- Born: Brooklyn, New York, USA
- Occupations: Director; Producer; Author; Educator;
- Notable work: Eva Hesse (documentary; From Word to Image: Storyboarding and the Filmmaking Process (book);
- Spouse: Jeff Bilson
- Children: Zach Bilson
- Parents: Leo Begleiter; Bernice Begleiter;
- Website: marciebegleiter.com

= Marcie Begleiter =

American filmmaker, author, and educator

Marcie Begleiter is an American film director, artist, author, and educator.

== Early life and education ==
Begleiter was born in Brooklyn, New York. She is a graduate of Kirkland College and received an MFA at Art Center College of Design under the tutelage of Mike Kelley and Lita Albuquerque. Her father, Leo Begleiter, was an executive vice president of a division of Seagram and president of a division of Nabisco.

== Career ==
=== Eva Hesse documentary ===
Begleiter directed and produced the documentary Eva Hesse, which premiered in May 2015 at the Whitney Museum of American Art. The film explores the life and work of German-American postminimalist sculptor Eva Hesse. It includes material on a period in the summer of 1964 when Hesse experienced significant creative difficulties and sought support from fellow artist Sol LeWitt through correspondence. Begleiter’s research involved a four-year study, including the examination of Hesse's unpublished letters at the Allen Memorial Art Museum in Ohio. The documentary was co-produced by Karen Shapiro and Michael Aust and features interviews with artists Richard Serra, Carl Andre, Lucy Lippard, Nancy Holt, and Hesse’s former husband, Tom Doyle.
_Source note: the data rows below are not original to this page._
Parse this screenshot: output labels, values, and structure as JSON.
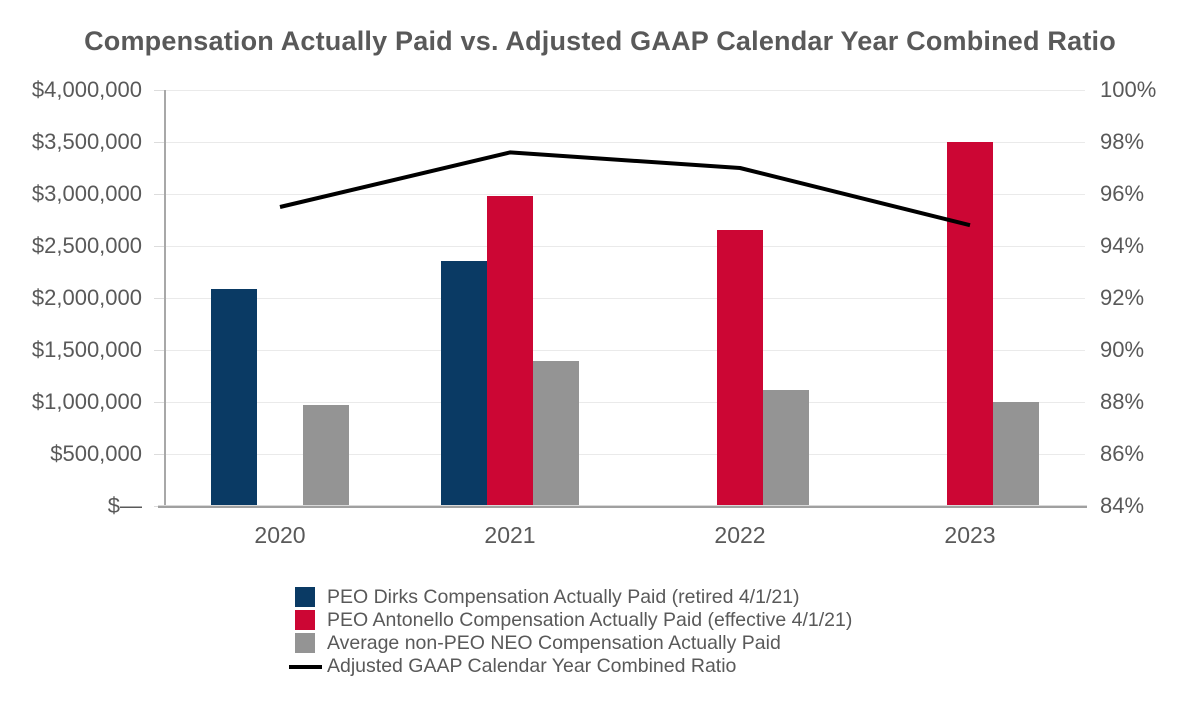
{
  "title": "Compensation Actually Paid vs. Adjusted GAAP Calendar Year Combined Ratio",
  "colors": {
    "text": "#595959",
    "grid": "#eaeaea",
    "axis_line": "#a0a0a0",
    "background": "#ffffff",
    "peo_dirks_blue": "#0A3A64",
    "peo_antonello_red": "#CC0634",
    "avg_neo_gray": "#949494",
    "ratio_line_black": "#000000"
  },
  "chart_data": {
    "type": "combo (grouped bar + line, dual axis)",
    "categories": [
      "2020",
      "2021",
      "2022",
      "2023"
    ],
    "series": [
      {
        "name": "PEO Dirks Compensation Actually Paid (retired 4/1/21)",
        "type": "bar",
        "axis": "left",
        "color": "#0A3A64",
        "values": [
          2090000,
          2360000,
          null,
          null
        ]
      },
      {
        "name": "PEO Antonello Compensation Actually Paid (effective 4/1/21)",
        "type": "bar",
        "axis": "left",
        "color": "#CC0634",
        "values": [
          null,
          2980000,
          2650000,
          3500000
        ]
      },
      {
        "name": "Average non-PEO NEO Compensation Actually Paid",
        "type": "bar",
        "axis": "left",
        "color": "#949494",
        "values": [
          970000,
          1390000,
          1120000,
          1000000
        ]
      },
      {
        "name": "Adjusted GAAP Calendar Year Combined Ratio",
        "type": "line",
        "axis": "right",
        "color": "#000000",
        "values": [
          95.5,
          97.6,
          97.0,
          94.8
        ]
      }
    ],
    "left_axis": {
      "min": 0,
      "max": 4000000,
      "step": 500000,
      "tick_labels": [
        "$4,000,000",
        "$3,500,000",
        "$3,000,000",
        "$2,500,000",
        "$2,000,000",
        "$1,500,000",
        "$1,000,000",
        "$500,000",
        "$—"
      ]
    },
    "right_axis": {
      "min": 84,
      "max": 100,
      "step": 2,
      "tick_labels": [
        "100%",
        "98%",
        "96%",
        "94%",
        "92%",
        "90%",
        "88%",
        "86%",
        "84%"
      ]
    },
    "grid": true,
    "legend_position": "bottom"
  }
}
Eva Hesse highlights the artist's early life in Nazi Germany, her subsequent career in Manhattan's art community, and her unconventional use of industrial materials. The documentary incorporates animation and historical footage to illustrate autobiographical elements of Hesse's art and experiences. The narration is taken from her private writings and was voiced by Selma Blair.

The documentary received a theatrical release in 2016. It streamed on Netflix in 2017 and was broadcast in the US on the PBS series American Masters in August 2018. The film received critical acclaim during its run at New York's Film Forum.

=== Author and educator ===
Begleiter is also an author specializing in pre-visualization for filmmaking. Her book, From Word to Image: Storyboarding and the Filmmaking Process, was published in 2001 and provides guidance on visual storytelling techniques, script breakdown, and storyboard creation. Prior to publishing the book, Begleiter had 18 years of experience in the film industry, teaching at various art and film schools, and working in film, television, and interactive media. She also started Filmboards, a company that provided storyboard services to studios including Paramount, TriStar, New Line Cinema, and ABC.

Begleiter’s teaching experience includes positions at Art Center College of Design and Otis College of Art and Design where she was the founding director of Creative Change/ Integrated Learning, a college-wide program that pairs artist and design students with non-profit partners. She also taught in the American Film Institute, as well as seminars conducted at the Directors Guild of America. Her stage work, Meditations: Eva Hesse, debuted in Los Angeles in 2010 at the Highways Performance Space, depicting significant events in Hesse’s life through installation and performance.

==Artist and curator==
As an artist and curator, Begleiter’s project "Echoes of Voynich: Coded Systems in Contemporary Art" was included in the Getty Institute’s Pacific Standard Time Series "Art and Science Collide" in 2024 and exhibited at the Wonzimer Gallery in Los Angeles. Her artwork has also been shown at the CICA Museum in Seoul, the Los Angeles Center for Photography, and the Millennium Film Workshop in Brooklyn.

She has been an Artist-in-Residence at Sitka Center for Art and Ecology and the Banff Center for the Arts in their Leighton Studio program. She has received grants from The Center for Cultural Innovation, the Foundation for Art Resources, and the National Endowment for the Arts through their partnership with Los Angeles Contemporary Exhibitions for the installation The Rise of Hip-Hop Civilization and its Discontents at the Hollywood Galaxy in 1992.